Deductions Not Covered in the New Tax Regime
Numerous deductions and exemptions that were available under the old tax regime are not encompassed in the new regime. These exclusions comprise leave travel allowance, house rent allowance, standard deduction, as well as deductions under Sections 80C, 80D, and others.
Surcharge In New Tax Regime Vs. Old Tax Regime
For high net worth individuals earning above Rs 5 crores, the surcharge rate has been decreased from 37 per cent to 25 per cent. This reduction in surcharge lowers their effective tax rate, offering relief to individuals within this income category.
Old Tax Regime Vs. New Tax Regime: Which Is Best?
The decision between the old and new tax regimes relies on individual preferences and financial objectives. Taxpayers selecting the new regime might prioritize investment flexibility and seek to evade instruments with lock-in periods.
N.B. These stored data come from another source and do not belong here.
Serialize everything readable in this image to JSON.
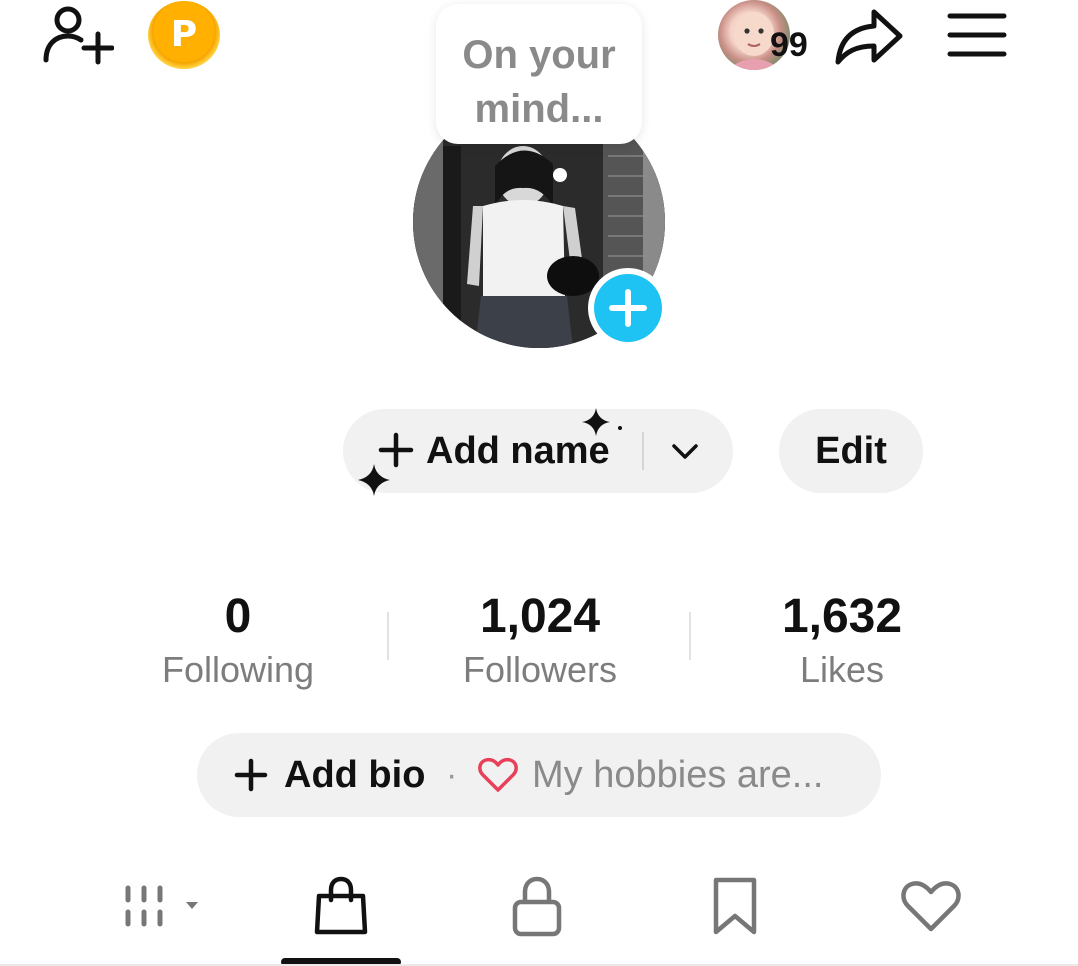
{
  "top_bar": {
    "coin_letter": "P",
    "friend_badge_count": "99"
  },
  "thought_bubble": {
    "line1": "On your",
    "line2": "mind..."
  },
  "profile": {
    "add_name_label": "Add name",
    "edit_label": "Edit"
  },
  "stats": [
    {
      "value": "0",
      "label": "Following"
    },
    {
      "value": "1,024",
      "label": "Followers"
    },
    {
      "value": "1,632",
      "label": "Likes"
    }
  ],
  "bio": {
    "add_label": "Add bio",
    "separator": "·",
    "hint": "My hobbies are..."
  },
  "tabs": {
    "icons": [
      "grid-filter-icon",
      "shopping-bag-icon",
      "lock-icon",
      "bookmark-icon",
      "heart-icon"
    ],
    "active": "shopping-bag-icon"
  },
  "colors": {
    "accent_blue": "#1fc3f3",
    "coin_orange": "#ffb000",
    "heart_red": "#e8405a",
    "pill_bg": "#f1f1f1",
    "muted_text": "#7d7d7d"
  }
}
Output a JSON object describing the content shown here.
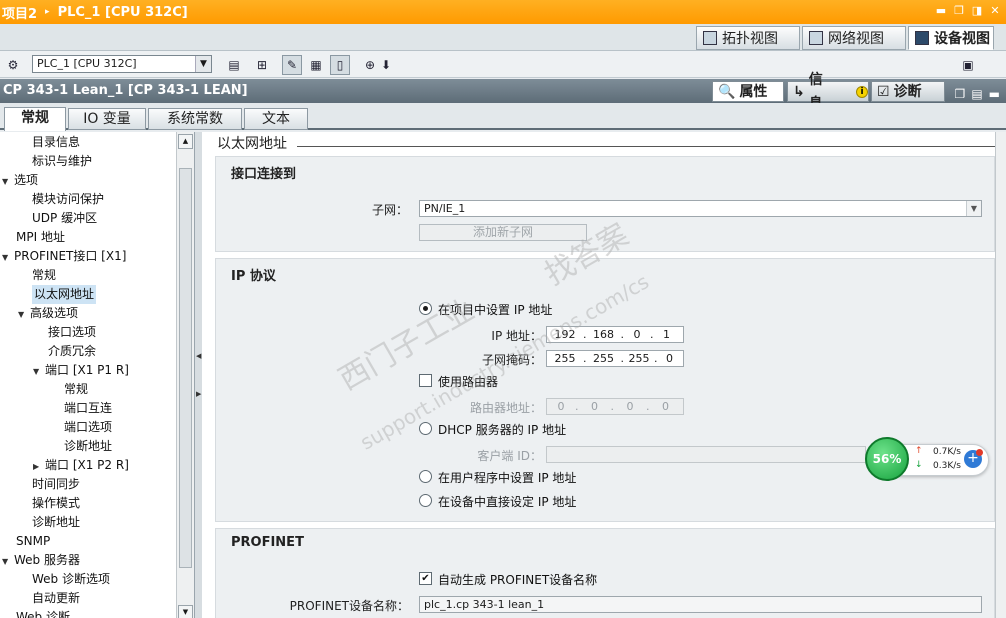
{
  "titlebar": {
    "project": "项目2",
    "separator": "▸",
    "device": "PLC_1 [CPU 312C]"
  },
  "views": [
    {
      "label": "拓扑视图",
      "icon": "topology-icon"
    },
    {
      "label": "网络视图",
      "icon": "network-icon"
    },
    {
      "label": "设备视图",
      "icon": "device-icon",
      "active": true
    }
  ],
  "toolbar": {
    "device_select": "PLC_1 [CPU 312C]"
  },
  "inspector": {
    "title": "CP 343-1 Lean_1 [CP 343-1 LEAN]",
    "tabs": [
      {
        "label": "属性",
        "active": true
      },
      {
        "label": "信息",
        "badge": "i"
      },
      {
        "label": "诊断"
      }
    ]
  },
  "subtabs": [
    {
      "label": "常规",
      "active": true
    },
    {
      "label": "IO 变量"
    },
    {
      "label": "系统常数"
    },
    {
      "label": "文本"
    }
  ],
  "tree": [
    {
      "label": "目录信息",
      "level": 2
    },
    {
      "label": "标识与维护",
      "level": 2
    },
    {
      "label": "选项",
      "level": 0,
      "toggle": "expanded"
    },
    {
      "label": "模块访问保护",
      "level": 2
    },
    {
      "label": "UDP 缓冲区",
      "level": 2
    },
    {
      "label": "MPI 地址",
      "level": 1
    },
    {
      "label": "PROFINET接口 [X1]",
      "level": 0,
      "toggle": "expanded"
    },
    {
      "label": "常规",
      "level": 2
    },
    {
      "label": "以太网地址",
      "level": 2,
      "selected": true
    },
    {
      "label": "高级选项",
      "level": 1.5,
      "toggle": "expanded"
    },
    {
      "label": "接口选项",
      "level": 3
    },
    {
      "label": "介质冗余",
      "level": 3
    },
    {
      "label": "端口 [X1 P1 R]",
      "level": 2.5,
      "toggle": "expanded"
    },
    {
      "label": "常规",
      "level": 4
    },
    {
      "label": "端口互连",
      "level": 4
    },
    {
      "label": "端口选项",
      "level": 4
    },
    {
      "label": "诊断地址",
      "level": 4
    },
    {
      "label": "端口 [X1 P2 R]",
      "level": 2.5,
      "toggle": "collapsed"
    },
    {
      "label": "时间同步",
      "level": 2
    },
    {
      "label": "操作模式",
      "level": 2
    },
    {
      "label": "诊断地址",
      "level": 2
    },
    {
      "label": "SNMP",
      "level": 1
    },
    {
      "label": "Web 服务器",
      "level": 0,
      "toggle": "expanded"
    },
    {
      "label": "Web 诊断选项",
      "level": 2
    },
    {
      "label": "自动更新",
      "level": 2
    },
    {
      "label": "Web 诊断",
      "level": 1
    }
  ],
  "main": {
    "section_title": "以太网地址",
    "interface": {
      "title": "接口连接到",
      "subnet_label": "子网：",
      "subnet_value": "PN/IE_1",
      "add_subnet": "添加新子网"
    },
    "ip": {
      "title": "IP 协议",
      "opt_project": "在项目中设置 IP 地址",
      "ip_label": "IP 地址：",
      "ip_value": [
        "192",
        "168",
        "0",
        "1"
      ],
      "mask_label": "子网掩码：",
      "mask_value": [
        "255",
        "255",
        "255",
        "0"
      ],
      "use_router": "使用路由器",
      "router_label": "路由器地址：",
      "router_value": [
        "0",
        "0",
        "0",
        "0"
      ],
      "opt_dhcp": "DHCP 服务器的 IP 地址",
      "client_id_label": "客户端 ID：",
      "opt_user": "在用户程序中设置 IP 地址",
      "opt_device": "在设备中直接设定 IP 地址"
    },
    "profinet": {
      "title": "PROFINET",
      "auto_name": "自动生成 PROFINET设备名称",
      "name_label": "PROFINET设备名称：",
      "name_value": "plc_1.cp 343-1 lean_1"
    }
  },
  "net_widget": {
    "percent": "56%",
    "up": "0.7K/s",
    "down": "0.3K/s",
    "up_arrow": "↑",
    "down_arrow": "↓",
    "plus": "+"
  },
  "watermark": {
    "line1": "西门子工业",
    "line2": "support.industry.siemens.com/cs",
    "line3": "找答案"
  },
  "colors": {
    "title_orange": "#ff9a00",
    "inspector_header": "#6b7a85",
    "selection": "#cde3f4",
    "net_green": "#17a33e"
  }
}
Nonetheless, before making a decision, it’s advisable to conduct a thorough analysis using an income tax calculator to ascertain which regime better aligns with one’s financial situation and objectives.
(Disclaimer: The preceding article is intended for informational purposes solely and should not be construed as investment advice. FINOSTRY advises its readers/audience to consult with their financial advisors before making any decisions related to money matters.)